ここまでの話だけでも、国連やグレタさんら環境活動家の主張に疑問符が付くには十分だろう。
CO2を削減するコスト
しかし、さらに重大なのは次の問題点である。それはCO2を削減する政策のコストだ。
グレタさんは、10年間で温室効果ガスの排出量を半減するというよくある考え方では気温上昇を1.5度以内に抑えられる可能性が50%しかなく、人類が制御できない不可逆的な連鎖反応を引き起こす恐れがあると主張。さらに踏み込んだ対策を求めた。けれどもこれだけでは、そうした対策を採るべきかどうかは判断できない。なぜなら、どんな政策にもコストが付きものだからだ。
考えなければならないのは、かりに彼女の提案する政策を実行した場合、コストを上回るメリットがあるかどうかである。ここで言うコストとは、単なる金銭的費用だけではない。政策を実施した結果、失われる利便や恩恵を含む。経済学で言う「機会費用」だ。
グレタさんは、大人たちが話すのは「お金のことや、永遠に続く経済成長というおとぎ話ばかり」と非難した。けれども、もし大規模な温暖化対策によって経済成長が妨げられ、その結果、世界で何億人もの人々が清潔な水や安全な住居を失うようなことになれば、それは「おとぎ話」ではなく、現実の悪夢である。きわめて大きなコストであるのはいうまでもない。
産業革命以降、石炭や石油などの化石燃料で供給されてきた安価なエネルギーのメリットは明らかだ。「人々は苦しんでいます。人々は死んでいます」というグレタさんの演説とは裏腹に、世界で人の寿命は伸びているし、特に途上国では今後も大きな改善が見込まれている。乳幼児死亡率は低下が続いている。
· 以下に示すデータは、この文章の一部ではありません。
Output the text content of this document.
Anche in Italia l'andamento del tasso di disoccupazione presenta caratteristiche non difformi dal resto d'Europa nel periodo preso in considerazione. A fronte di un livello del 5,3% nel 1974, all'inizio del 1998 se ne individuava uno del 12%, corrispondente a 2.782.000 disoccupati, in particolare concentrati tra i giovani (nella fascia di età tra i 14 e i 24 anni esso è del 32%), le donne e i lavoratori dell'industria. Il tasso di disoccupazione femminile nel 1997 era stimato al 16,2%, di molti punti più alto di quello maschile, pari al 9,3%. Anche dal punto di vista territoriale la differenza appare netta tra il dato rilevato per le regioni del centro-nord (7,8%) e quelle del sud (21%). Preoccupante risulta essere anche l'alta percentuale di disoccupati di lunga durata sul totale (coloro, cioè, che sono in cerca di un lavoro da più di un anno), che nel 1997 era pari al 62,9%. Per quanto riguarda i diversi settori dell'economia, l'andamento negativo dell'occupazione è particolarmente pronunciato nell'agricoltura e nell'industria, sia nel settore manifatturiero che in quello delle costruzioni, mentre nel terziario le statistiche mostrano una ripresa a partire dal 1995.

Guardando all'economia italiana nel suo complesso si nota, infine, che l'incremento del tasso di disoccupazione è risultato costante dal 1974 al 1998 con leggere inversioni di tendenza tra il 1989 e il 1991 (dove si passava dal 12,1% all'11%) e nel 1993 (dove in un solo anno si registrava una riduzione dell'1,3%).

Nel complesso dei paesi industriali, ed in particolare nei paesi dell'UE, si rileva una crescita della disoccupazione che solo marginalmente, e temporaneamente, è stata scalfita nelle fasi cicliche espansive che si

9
安い電力のおかげで洗濯機が普及し、中産階級の女性は洗濯から解放された。
もちろん人間の生活水準が向上した原因は経済成長だけではない。それでも経済成長が大きな要因であることは間違いない。もし厳しい温暖化対策で経済成長が阻害されれば、そのマイナスの影響は小さくない。とりわけ途上国の人々は深刻な打撃を被るだろう。